Without getting too deeply into the spicy and potentially triggering details of the scene (for now, stay tuned dark romance readers), we tapped fully into our deepest fears and desires. We embodied the obsessive, possessive, needy, selfish, petty, impatient, angry, broken parts of ourselves.
I heaved real sobs as I spoke my truth. The structure of the scene gifted me the freedom to feel as though I had no choice.
And the result…relief. I said the horrible things. He welcomed them. He didn’t pull away. He didn’t love me any less. The parts of me that screamed for walls and boundaries to be re-erected were sated.

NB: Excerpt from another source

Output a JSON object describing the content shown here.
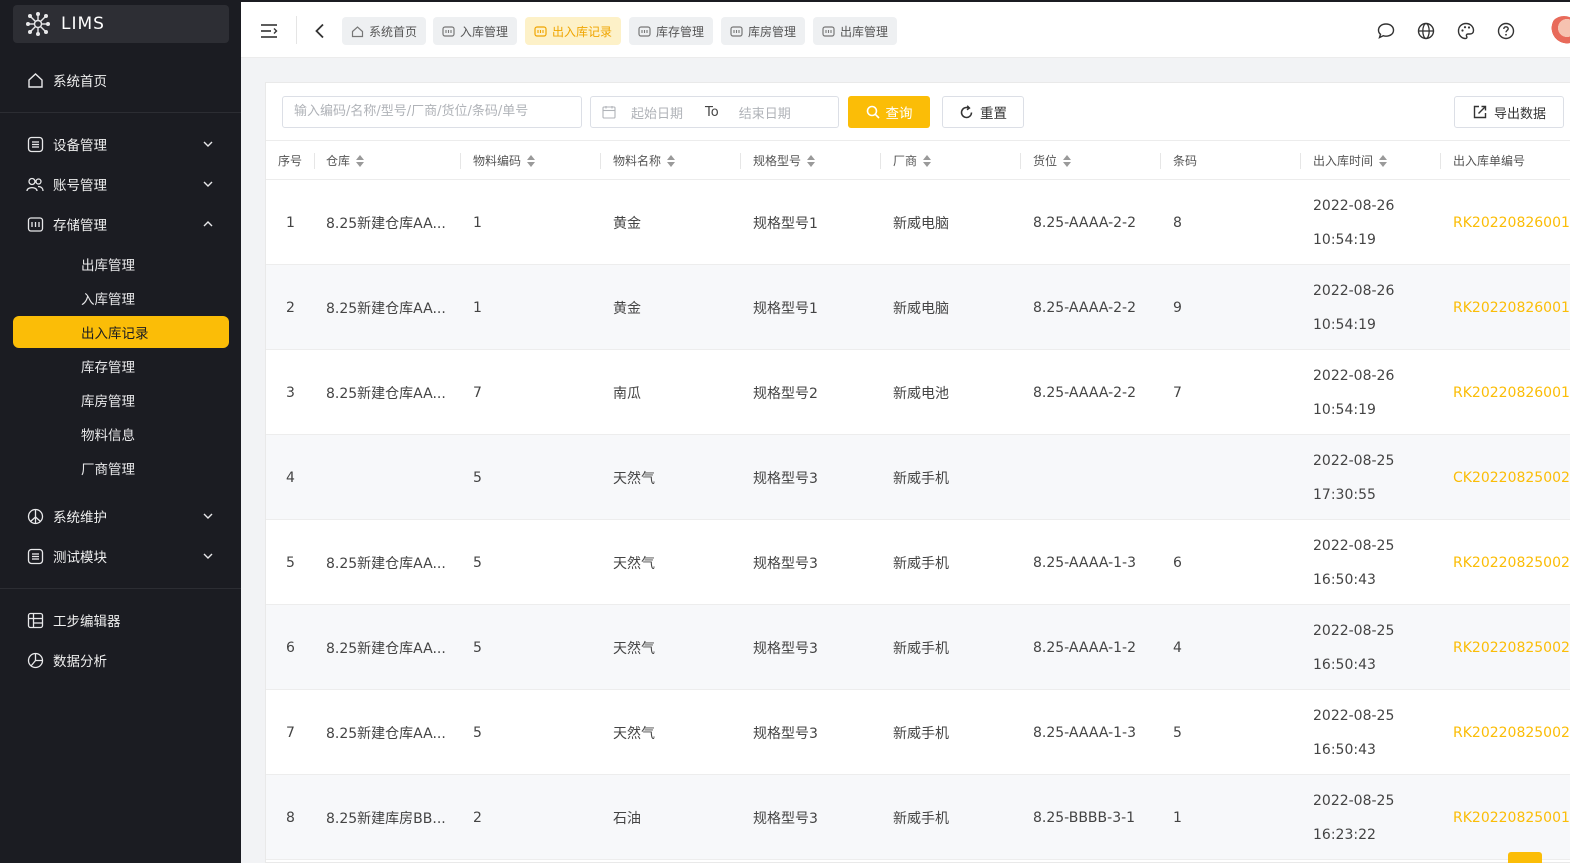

His reflection: “Torturing” the truth from her was delicious, and her willingness to be full-on emotions bared made it the most powerful scene ever. We both got in to touch our greatest fears in a way that we have never before seen, and it brought forth a welling of newness and magic that continues to intensify year after year.
Not everything we carry needs to be fixed. Some things need to be spoken. Some things need to be witnessed. And sometimes, in the presence of someone with the courage to fully witness and be present for our darkest parts, even our monsters can find love and joy.



So beautifully expressed and vulnerable Cassandra. Thank you so much for sharing this.